The desperate blonde grabbed hold of Tatiana's other arm and shifted his weight to make lifting him up easier. At the same time, the Butcher rushed into the room, swinging the perverted power tool wildly. With zero seconds to spare, Edward kicked his legs up behind him to just barely avoid a brutal maiming. The woman above him strained but managed to pull him vertically enough for him to grab hold of the top of the cabinet and climb into the ventilation shaft with her.
"Go, go!" Edward yelled; the sound of the Butcher's chainsaw nearly drowned out his voice.
"You think this is easy?" replied a frazzled Tatiana. Having to turn her body to pull Edward up into the vent meant that the brunette was stuck having to crawl backwards in the tight, dust infested shaft. Progress was slow and clumsy, but the further she and Edward advanced, the further away the pulse pounding sound of the engine became.
"Where are we going?"
"How the hell should I know? I can't even see where I'm going like this."
"What if it's a dead end? If we get stuck in here, we're—"
The loud, abrupt sound of metal creaking shut the businessman up and stopped the advancement of both individuals. Tatiana and Edward shared an uneasy glance as the metal beneath them began to dent in and bend downward. An unsettling series of pops coincided with the sudden sloping of the duct's floor. The pair exchanged a knowing look, and, with a final loud, metallic clatter, the vent floor burst and sent Edward and Tatiana crashing down into the room beneath them.
"Ah, shit!" Edward cursed, wincing from the harsh impact with the unforgiving floor. He laid in a heap for a second, his head in a haze from the suddenness of the fall. A powerful chill quickly moved upon him, enveloping his body and covering his skin in goosebumps. Before he could make sense of the sudden shift in temperature, he was startled out of his daze by the abrupt, bloodcurdling scream of Tatiana. The sound of her distress made him practically kip up to his feet. When he steadied himself, he got a first glance of his surroundings and vomited instantly.
It was a large freezer, the kind used in meat processing to store butchered meat. But the hooks that populated nearly every inch of the icy room did not hang the carcasses of slaughtered cattle. Instead, the corpses of dozens of men and women dangled lifelessly from the merciless ends of seemingly endless hooks. It was a twisted diorama that no mind in Hollywood could ever realize in such gruesome detail.
Entering a trance for the second time in mere seconds, Edward stared vacantly at the scene in front of him, morbidly transfixed by the sickening displays of brutality hanging everywhere. He was jettisoned back to reality once more by the sound of Tatiana's shrieks.
"Edward!" the woman shouted; her voice wracked with agony.
The shellshocked man snapped his head in the direction of Tatiana's voice and gasped, nearly yelping when he caught her in his crosshairs. "Oh God, no!"

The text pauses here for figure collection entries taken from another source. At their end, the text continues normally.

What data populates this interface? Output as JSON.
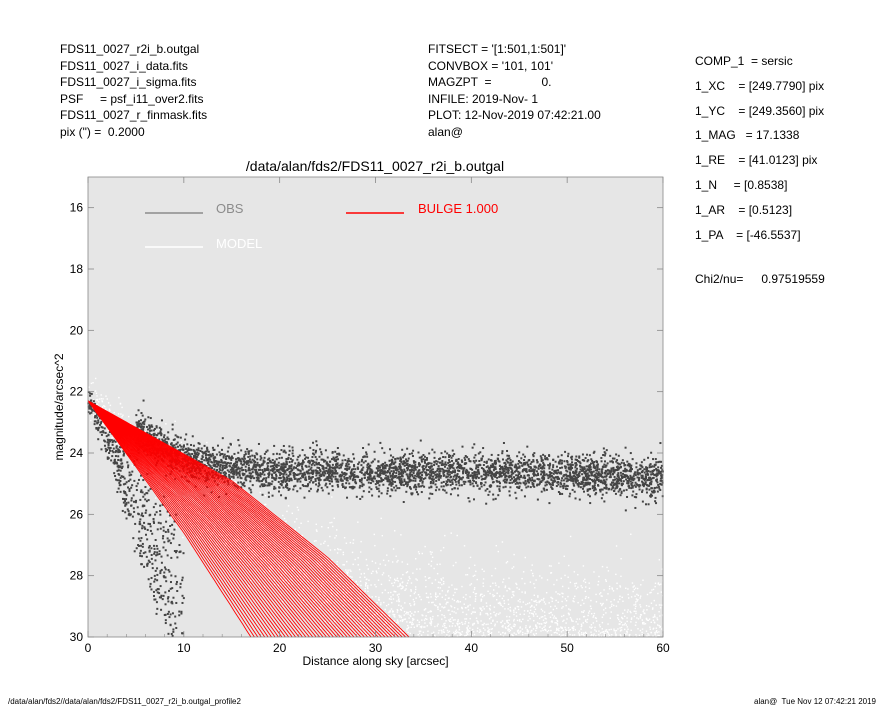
{
  "header_left": [
    "FDS11_0027_r2i_b.outgal",
    "FDS11_0027_i_data.fits",
    "FDS11_0027_i_sigma.fits",
    "PSF     = psf_i11_over2.fits",
    "FDS11_0027_r_finmask.fits",
    "pix (\") =  0.2000"
  ],
  "header_mid": [
    "FITSECT = '[1:501,1:501]'",
    "CONVBOX = '101, 101'",
    "MAGZPT  =               0.",
    "INFILE: 2019-Nov- 1",
    "PLOT: 12-Nov-2019 07:42:21.00",
    "alan@"
  ],
  "header_right": [
    "COMP_1  = sersic",
    "1_XC    = [249.7790] pix",
    "1_YC    = [249.3560] pix",
    "1_MAG   = 17.1338",
    "1_RE    = [41.0123] pix",
    "1_N     = [0.8538]",
    "1_AR    = [0.5123]",
    "1_PA    = [-46.5537]"
  ],
  "chi2": {
    "label": "Chi2/nu=",
    "value": "0.97519559"
  },
  "footer": {
    "left": "/data/alan/fds2//data/alan/fds2/FDS11_0027_r2i_b.outgal_profile2",
    "right": "alan@  Tue Nov 12 07:42:21 2019"
  },
  "chart_data": {
    "type": "scatter",
    "title": "/data/alan/fds2/FDS11_0027_r2i_b.outgal",
    "xlabel": "Distance along sky [arcsec]",
    "ylabel": "magnitude/arcsec^2",
    "xlim": [
      0,
      60
    ],
    "ylim": [
      30,
      15
    ],
    "y_inverted": true,
    "x_ticks": [
      0,
      10,
      20,
      30,
      40,
      50,
      60
    ],
    "y_ticks": [
      16,
      18,
      20,
      22,
      24,
      26,
      28,
      30
    ],
    "x_tick_labels": [
      "0",
      "10",
      "20",
      "30",
      "40",
      "50",
      "60"
    ],
    "y_tick_labels": [
      "16",
      "18",
      "20",
      "22",
      "24",
      "26",
      "28",
      "30"
    ],
    "background_color": "#e6e6e6",
    "grid": false,
    "legend_placement": "top-left inside",
    "series": [
      {
        "name": "OBS",
        "label": "OBS",
        "color": "#8c8c8c",
        "marker_color": "#444444",
        "description_points": [
          [
            0,
            22.2
          ],
          [
            5,
            23.3
          ],
          [
            10,
            24.2
          ],
          [
            15,
            24.5
          ],
          [
            20,
            24.6
          ],
          [
            30,
            24.7
          ],
          [
            40,
            24.6
          ],
          [
            50,
            24.7
          ],
          [
            60,
            24.8
          ]
        ]
      },
      {
        "name": "MODEL",
        "label": "MODEL",
        "color": "#ffffff",
        "marker_color": "#ffffff",
        "description_points": [
          [
            0,
            22.2
          ],
          [
            10,
            25.5
          ],
          [
            20,
            27.5
          ],
          [
            30,
            29.0
          ],
          [
            40,
            29.5
          ],
          [
            60,
            29.8
          ]
        ]
      },
      {
        "name": "BULGE",
        "label": "BULGE  1.000",
        "color": "#ff0000",
        "envelope_lower_edge": [
          [
            0,
            22.3
          ],
          [
            10,
            26.6
          ],
          [
            17,
            30.0
          ]
        ],
        "envelope_upper_edge": [
          [
            0,
            22.3
          ],
          [
            15,
            24.9
          ],
          [
            25,
            27.4
          ],
          [
            33.5,
            30.0
          ]
        ]
      }
    ]
  }
}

There, mere inches from Edward, Tatiana dangled desperately by the arm, screaming in anguish. Her fall from the ventilation shaft had not ended as well for her as it did the businessman, and one look made it clear that upon descent, the woman's right hand was impaled all the way through and completely down the length of an empty hook's loop. As blood surged from an immobilized Tatiana's wound, the sound of a chainsaw rapidly drew nearer.